Усадили. Уложили руки на деревянные подлокотники и тотчас перевязали липкими лентами. Точно такие же схватывали шею на манер воротника.

Все-таки не умер.

— Где я? — повторил Алекс.

— Вы на редкость неоригинальны. А ко всему утомительно невежливы. Не кажется ли вам, что правила хорошего тона требуют сначала представиться, а уж потом терзать гостеприимных хозяев, благодаря которым вы до сих пор живы, вопросами?

Второе кресло проступало из кисельной серости. Сиденье было сделано из огромного панциря морской черепахи. Спинку украшали витые раковины, и каждую венчала крупная, с кулак, жемчужина. Сидела же на кресле старушка в красном платье, казавшемся чересчур объемным для исхудавшего ее тела. Лицо ее было сморщенным, как изюмина. Редкие седые волосы спускались до самого пола.
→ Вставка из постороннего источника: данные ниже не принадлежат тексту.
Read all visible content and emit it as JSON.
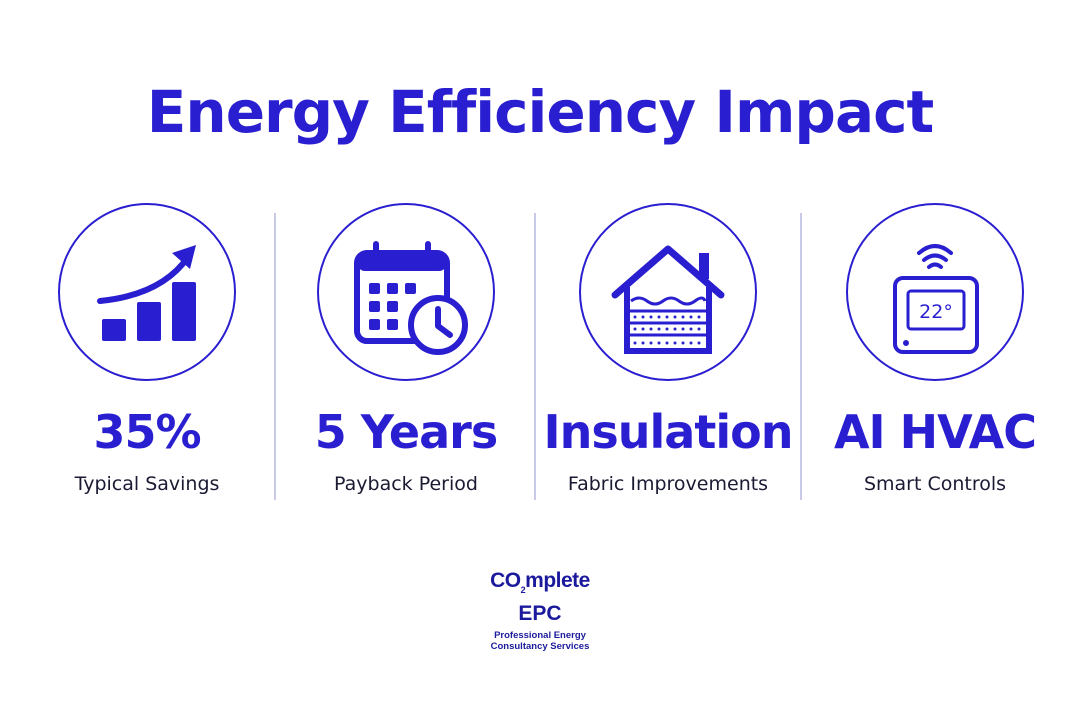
{
  "title": "Energy Efficiency Impact",
  "colors": {
    "accent": "#2a1fd0",
    "label_text": "#1a1a33",
    "divider": "#c9cbe6",
    "logo": "#1b1a9c"
  },
  "stats": [
    {
      "icon": "growth-chart-icon",
      "value": "35%",
      "label": "Typical Savings"
    },
    {
      "icon": "calendar-clock-icon",
      "value": "5 Years",
      "label": "Payback Period"
    },
    {
      "icon": "house-insulation-icon",
      "value": "Insulation",
      "label": "Fabric Improvements"
    },
    {
      "icon": "thermostat-icon",
      "value": "AI HVAC",
      "label": "Smart Controls",
      "display": "22°"
    }
  ],
  "logo": {
    "co": "CO",
    "sub": "2",
    "mplete": "mplete",
    "line2": "EPC",
    "line3": "Professional Energy",
    "line4": "Consultancy Services"
  }
}
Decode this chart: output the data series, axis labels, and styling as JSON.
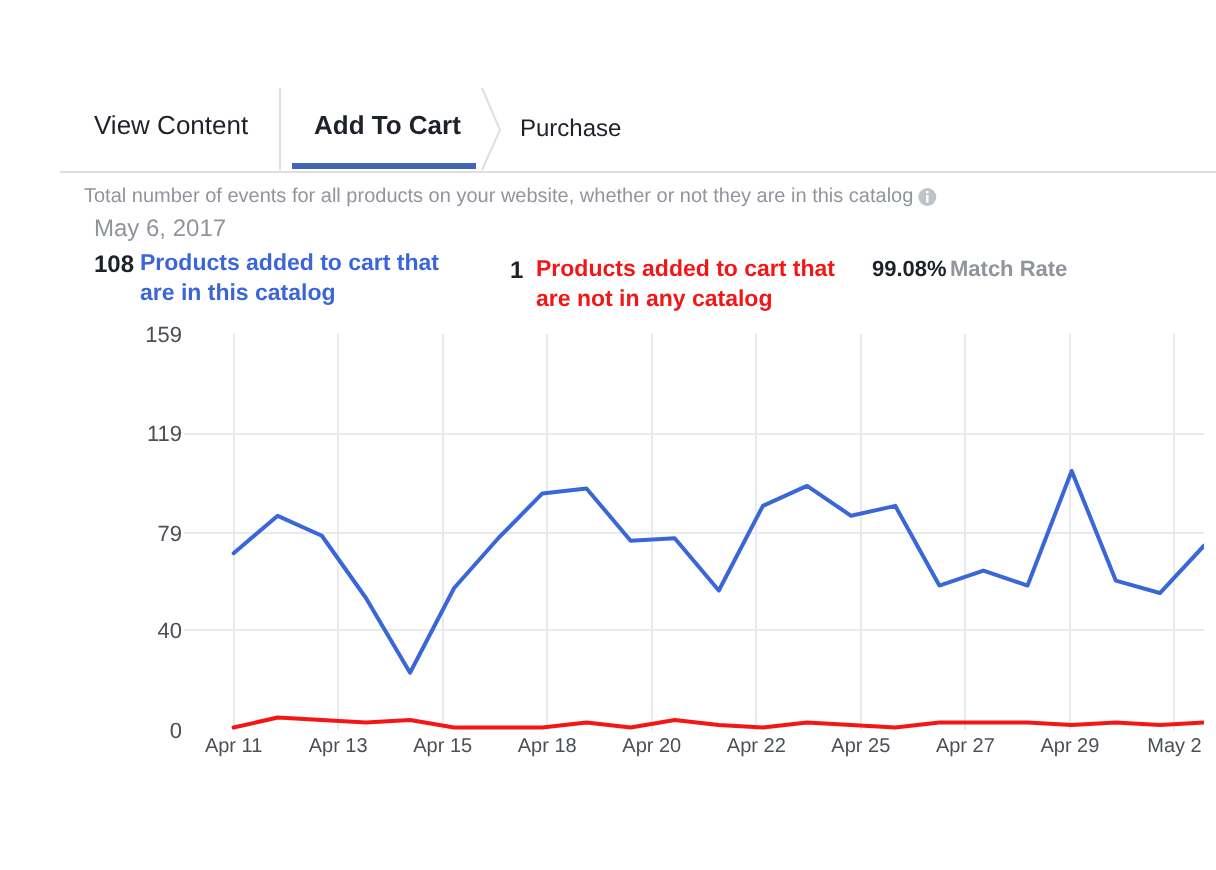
{
  "chart_data": {
    "type": "line",
    "subtitle": "Total number of events for all products on your website, whether or not they are in this catalog",
    "annotations": [
      "View Content",
      "Add To Cart",
      "Purchase",
      "May 6, 2017",
      "108",
      "1",
      "99.08%",
      "Match Rate"
    ],
    "x": [
      "2017-04-11",
      "2017-04-12",
      "2017-04-13",
      "2017-04-14",
      "2017-04-15",
      "2017-04-16",
      "2017-04-17",
      "2017-04-18",
      "2017-04-19",
      "2017-04-20",
      "2017-04-21",
      "2017-04-22",
      "2017-04-23",
      "2017-04-24",
      "2017-04-25",
      "2017-04-26",
      "2017-04-27",
      "2017-04-28",
      "2017-04-29",
      "2017-04-30",
      "2017-05-01",
      "2017-05-02",
      "2017-05-03"
    ],
    "xlim": [
      "2017-04-09T21:00",
      "2017-05-03"
    ],
    "xticks": [
      {
        "value": "2017-04-11",
        "label": "Apr 11"
      },
      {
        "value": "2017-04-13T08:53",
        "label": "Apr 13"
      },
      {
        "value": "2017-04-15T17:46",
        "label": "Apr 15"
      },
      {
        "value": "2017-04-18T02:38",
        "label": "Apr 18"
      },
      {
        "value": "2017-04-20T11:31",
        "label": "Apr 20"
      },
      {
        "value": "2017-04-22T20:24",
        "label": "Apr 22"
      },
      {
        "value": "2017-04-25T05:17",
        "label": "Apr 25"
      },
      {
        "value": "2017-04-27T14:10",
        "label": "Apr 27"
      },
      {
        "value": "2017-04-29T23:02",
        "label": "Apr 29"
      },
      {
        "value": "2017-05-02T07:55",
        "label": "May 2"
      }
    ],
    "ylim": [
      0,
      159
    ],
    "yticks": [
      0,
      40,
      79,
      119,
      159
    ],
    "series": [
      {
        "name": "Products added to cart that are in this catalog",
        "color": "#3a66d8",
        "values": [
          71,
          86,
          78,
          53,
          23,
          57,
          77,
          95,
          97,
          76,
          77,
          56,
          90,
          98,
          86,
          90,
          58,
          64,
          58,
          104,
          60,
          55,
          74
        ]
      },
      {
        "name": "Products added to cart that are not in any catalog",
        "color": "#f41616",
        "values": [
          1,
          5,
          4,
          3,
          4,
          1,
          1,
          1,
          3,
          1,
          4,
          2,
          1,
          3,
          2,
          1,
          3,
          3,
          3,
          2,
          3,
          2,
          3
        ]
      }
    ],
    "grid": true,
    "legend": "top",
    "line_style": "solid"
  }
}
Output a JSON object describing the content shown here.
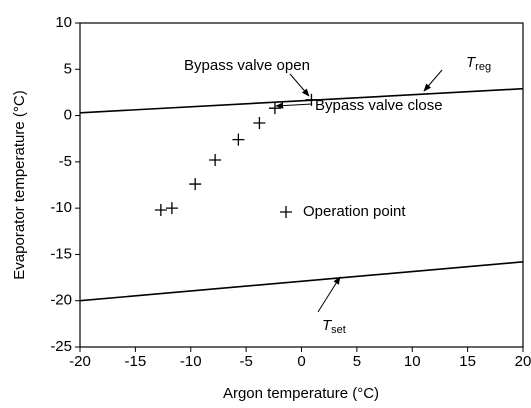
{
  "chart_data": {
    "type": "scatter",
    "xlabel": "Argon  temperature (°C)",
    "ylabel": "Evaporator temperature (°C)",
    "xlim": [
      -20,
      20
    ],
    "ylim": [
      -25,
      10
    ],
    "xticks": [
      -20,
      -15,
      -10,
      -5,
      0,
      5,
      10,
      15,
      20
    ],
    "yticks": [
      -25,
      -20,
      -15,
      -10,
      -5,
      0,
      5,
      10
    ],
    "series": [
      {
        "name": "Operation point",
        "color": "#000000",
        "x": [
          -12.7,
          -11.7,
          -9.6,
          -7.8,
          -5.7,
          -3.8,
          -2.4,
          0.9
        ],
        "values": [
          -10.2,
          -10.0,
          -7.4,
          -4.8,
          -2.6,
          -0.8,
          0.8,
          1.7
        ]
      }
    ],
    "lines": [
      {
        "label": "T",
        "label_sub": "reg",
        "color": "#000000",
        "x": [
          -20,
          20
        ],
        "values": [
          0.3,
          2.9
        ]
      },
      {
        "label": "T",
        "label_sub": "set",
        "color": "#000000",
        "x": [
          -20,
          20
        ],
        "values": [
          -20,
          -15.8
        ]
      }
    ],
    "annotations": [
      "Bypass valve open",
      "Bypass valve close"
    ]
  }
}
— Простите. Я не каждый день умираю.

— Пожалуй, в некоторой степени это может служить оправданием, — кивнула старуха.

В руках она держала некий предмет, больше всего похожий на исхудавший волчок. Пальцы, которых на каждой руке было по восемь, крутили этот волчок, возили им, словно смычком, по водяной нити, что соединяла потолок и пол.

— Это веретено.

— Матушка прядет.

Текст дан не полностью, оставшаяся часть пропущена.